Fragmentary inscriptions found on pottery sherds recovered from Phu Khao Thong in Thailand have been likened to the Indus Script from India, a Bronze Age writing system used up until 1,900 BCE. However, Alison points out the evidence is quite tenuous since the Indus writing and the site from which the pottery sherd is found in is almost 2,000 years apart, and the difficulty of assigning the symbols to a specific system based on only two examples.
Indus-like inscription on South Indian pottery from Thailand
The Hindu, 08 April 2010
A fragmentary pottery inscription was found during excavations conducted by the Thai Fine Arts at Phu Khao Thong in Thailand about three years ago. (Dr. Berenice Bellina of the Centre National de la Recherche Scientifique, France, sent me a photograph of the object: Figure 1)

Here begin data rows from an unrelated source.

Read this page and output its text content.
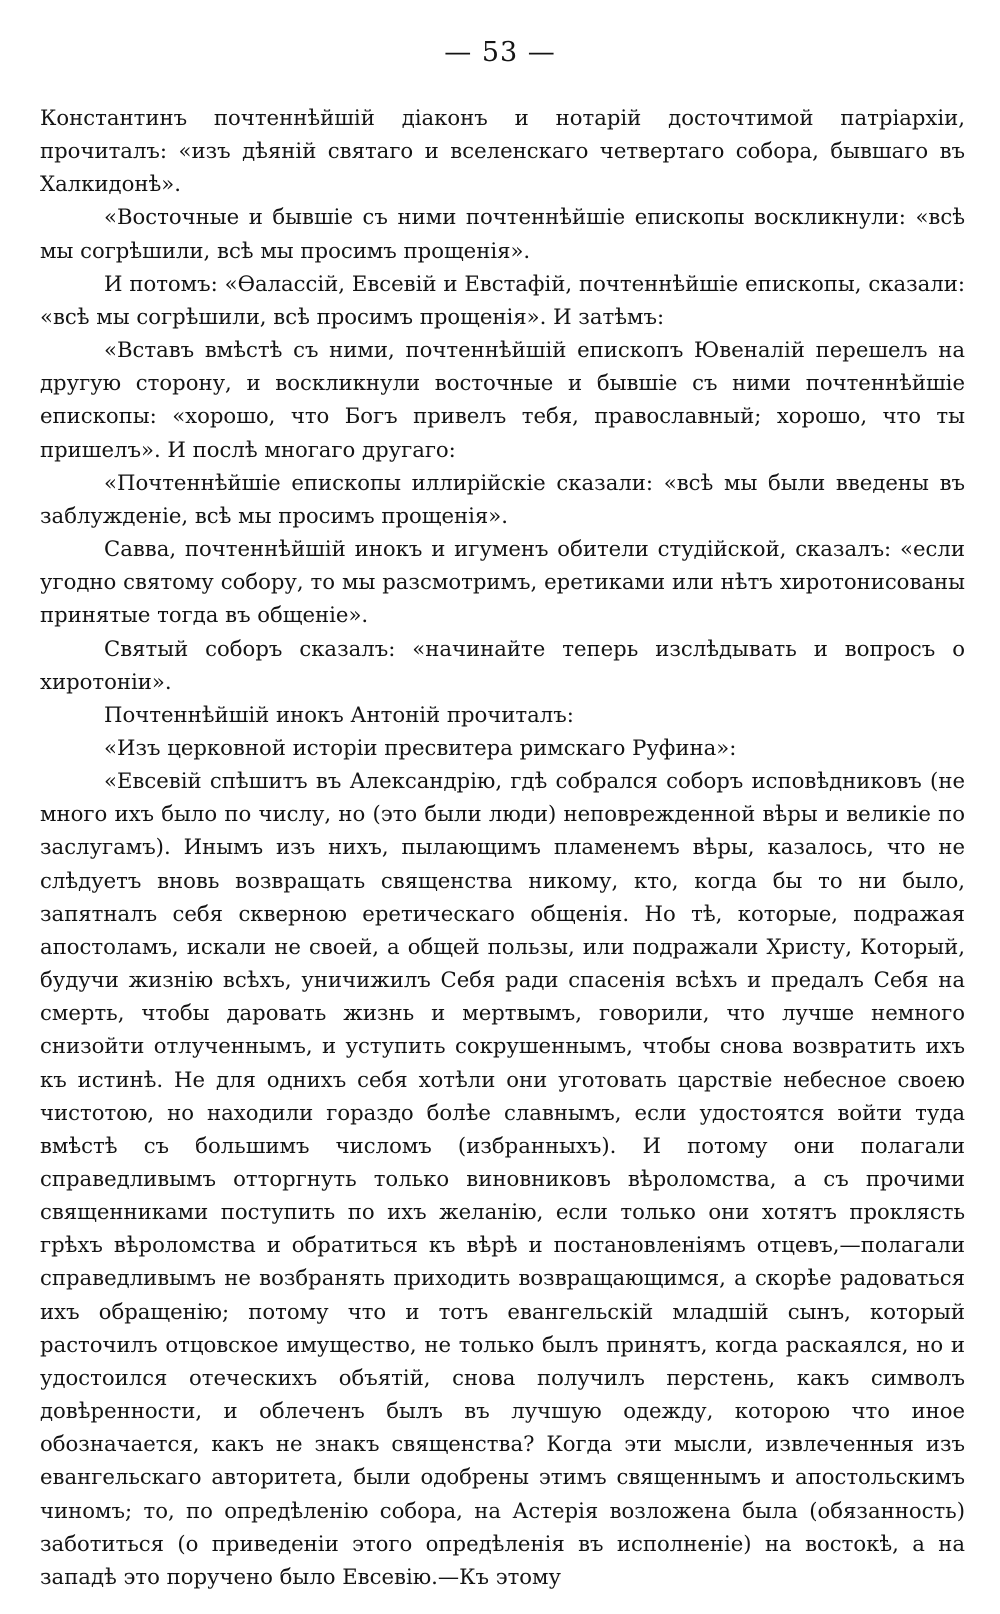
— 53 —

Константинъ почтеннѣйшій діаконъ и нотарій досточтимой патріархіи, прочиталъ: «изъ дѣяній святаго и вселенскаго четвертаго собора, бывшаго въ Халкидонѣ».

«Восточные и бывшіе съ ними почтеннѣйшіе епископы воскликнули: «всѣ мы согрѣшили, всѣ мы просимъ прощенія».

И потомъ: «Өалассій, Евсевій и Евстафій, почтеннѣйшіе епископы, сказали: «всѣ мы согрѣшили, всѣ просимъ прощенія». И затѣмъ:

«Вставъ вмѣстѣ съ ними, почтеннѣйшій епископъ Ювеналій перешелъ на другую сторону, и воскликнули восточные и бывшіе съ ними почтеннѣйшіе епископы: «хорошо, что Богъ привелъ тебя, православный; хорошо, что ты пришелъ». И послѣ многаго другаго:

«Почтеннѣйшіе епископы иллирійскіе сказали: «всѣ мы были введены въ заблужденіе, всѣ мы просимъ прощенія».

Савва, почтеннѣйшій инокъ и игуменъ обители студійской, сказалъ: «если угодно святому собору, то мы разсмотримъ, еретиками или нѣтъ хиротонисованы принятые тогда въ общеніе».

Святый соборъ сказалъ: «начинайте теперь изслѣдывать и вопросъ о хиротоніи».

Почтеннѣйшій инокъ Антоній прочиталъ:

«Изъ церковной исторіи пресвитера римскаго Руфина»:

«Евсевій спѣшитъ въ Александрію, гдѣ собрался соборъ исповѣдниковъ (не много ихъ было по числу, но (это были люди) неповрежденной вѣры и великіе по заслугамъ). Инымъ изъ нихъ, пылающимъ пламенемъ вѣры, казалось, что не слѣдуетъ вновь возвращать священства никому, кто, когда бы то ни было, запятналъ себя скверною еретическаго общенія. Но тѣ, которые, подражая апостоламъ, искали не своей, а общей пользы, или подражали Христу, Который, будучи жизнію всѣхъ, уничижилъ Себя ради спасенія всѣхъ и предалъ Себя на смерть, чтобы даровать жизнь и мертвымъ, говорили, что лучше немного снизойти отлученнымъ, и уступить сокрушеннымъ, чтобы снова возвратить ихъ къ истинѣ. Не для однихъ себя хотѣли они уготовать царствіе небесное своею чистотою, но находили гораздо болѣе славнымъ, если удостоятся войти туда вмѣстѣ съ большимъ числомъ (избранныхъ). И потому они полагали справедливымъ отторгнуть только виновниковъ вѣроломства, а съ прочими священниками поступить по ихъ желанію, если только они хотятъ проклясть грѣхъ вѣроломства и обратиться къ вѣрѣ и постановленіямъ отцевъ,—полагали справедливымъ не возбранять приходить возвращающимся, а скорѣе радоваться ихъ обращенію; потому что и тотъ евангельскій младшій сынъ, который расточилъ отцовское имущество, не только былъ принятъ, когда раскаялся, но и удостоился отеческихъ объятій, снова получилъ перстень, какъ символъ довѣренности, и облеченъ былъ въ лучшую одежду, которою что иное обозначается, какъ не знакъ священства? Когда эти мысли, извлеченныя изъ евангельскаго авторитета, были одобрены этимъ священнымъ и апостольскимъ чиномъ; то, по опредѣленію собора, на Астерія возложена была (обязанность) заботиться (о приведеніи этого опредѣленія въ исполненіе) на востокѣ, а на западѣ это поручено было Евсевію.—Къ этому
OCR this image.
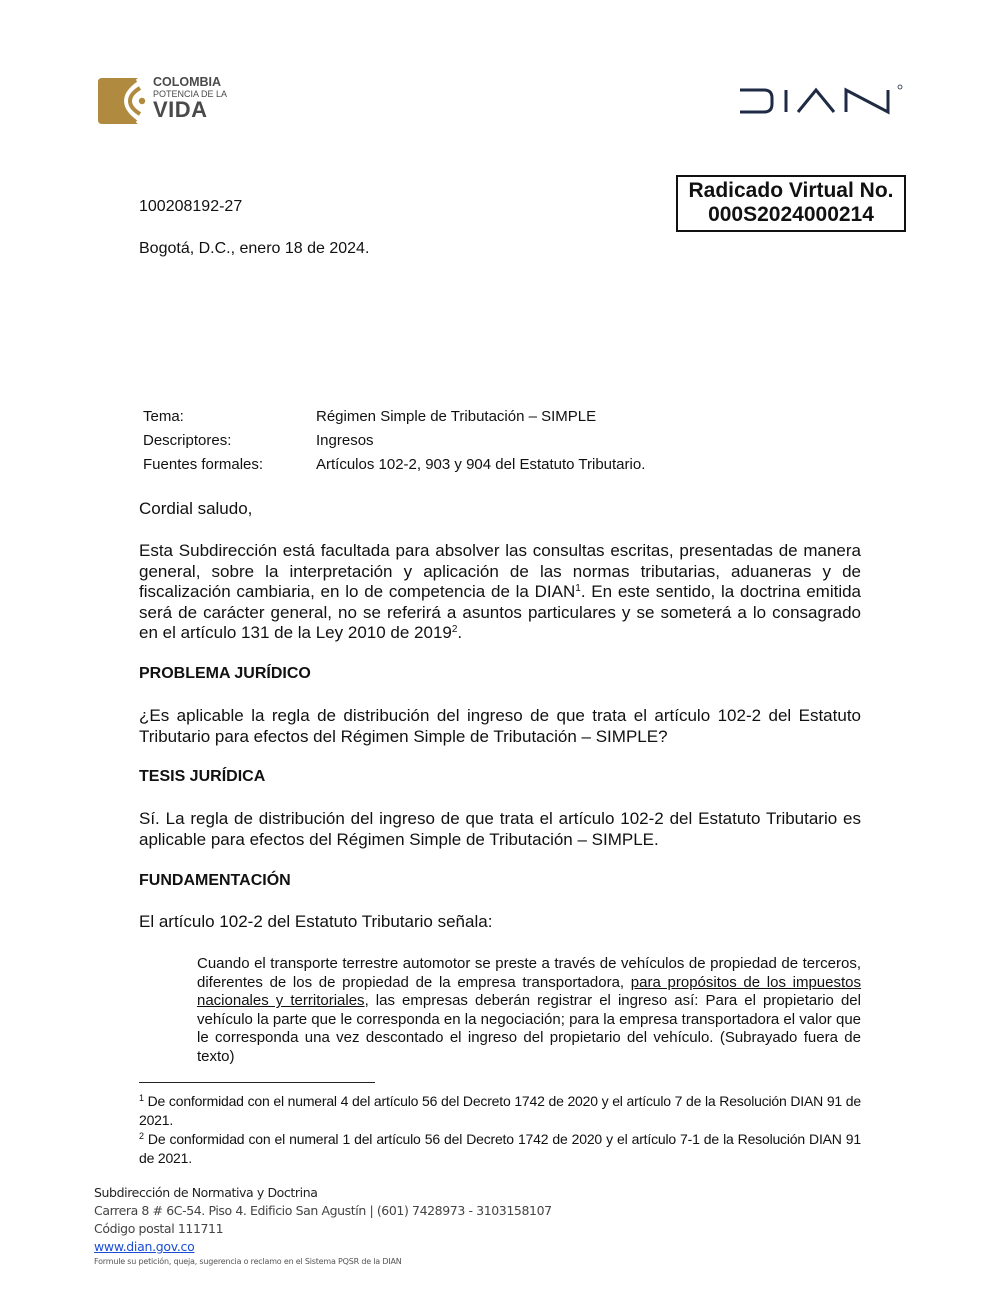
COLOMBIA
POTENCIA DE LA
VIDA
100208192-27
Bogotá, D.C., enero 18 de 2024.
Radicado Virtual No.
000S2024000214
Tema:	Régimen Simple de Tributación – SIMPLE
Descriptores:	Ingresos
Fuentes formales:	Artículos 102-2, 903 y 904 del Estatuto Tributario.
Cordial saludo,
Esta Subdirección está facultada para absolver las consultas escritas, presentadas de manera general, sobre la interpretación y aplicación de las normas tributarias, aduaneras y de fiscalización cambiaria, en lo de competencia de la DIAN$^1$. En este sentido, la doctrina emitida será de carácter general, no se referirá a asuntos particulares y se someterá a lo consagrado en el artículo 131 de la Ley 2010 de 2019$^2$.
PROBLEMA JURÍDICO
¿Es aplicable la regla de distribución del ingreso de que trata el artículo 102-2 del Estatuto Tributario para efectos del Régimen Simple de Tributación – SIMPLE?
TESIS JURÍDICA
Sí. La regla de distribución del ingreso de que trata el artículo 102-2 del Estatuto Tributario es aplicable para efectos del Régimen Simple de Tributación – SIMPLE.
FUNDAMENTACIÓN
El artículo 102-2 del Estatuto Tributario señala:
Cuando el transporte terrestre automotor se preste a través de vehículos de propiedad de terceros, diferentes de los de propiedad de la empresa transportadora, para propósitos de los impuestos nacionales y territoriales, las empresas deberán registrar el ingreso así: Para el propietario del vehículo la parte que le corresponda en la negociación; para la empresa transportadora el valor que le corresponda una vez descontado el ingreso del propietario del vehículo. (Subrayado fuera de texto)
$^1$ De conformidad con el numeral 4 del artículo 56 del Decreto 1742 de 2020 y el artículo 7 de la Resolución DIAN 91 de 2021.
$^2$ De conformidad con el numeral 1 del artículo 56 del Decreto 1742 de 2020 y el artículo 7-1 de la Resolución DIAN 91 de 2021.
Subdirección de Normativa y Doctrina
Carrera 8 # 6C-54. Piso 4. Edificio San Agustín | (601) 7428973 - 3103158107
Código postal 111711
www.dian.gov.co
Formule su petición, queja, sugerencia o reclamo en el Sistema PQSR de la DIAN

The discovery of a Tamil-Brahmi pottery inscription of about the second century CE at the same site was reported earlier ( The Hindu, July 16, 2006). One can presume that the present inscription is also from the Tamil country and belongs approximately to the same period. The two characters incised on the pottery now reported are not in the Brahmi script. They appear to be graffiti symbols of the type seen on the South Indian megalithic pottery of the Iron Age-Early Historical Period (second century BCE to third century CE).
What makes the discovery exciting is that the two symbols on the pottery resemble the Indus script, and even the sequence of the pair can be found in the Indus texts, especially those from Harappa.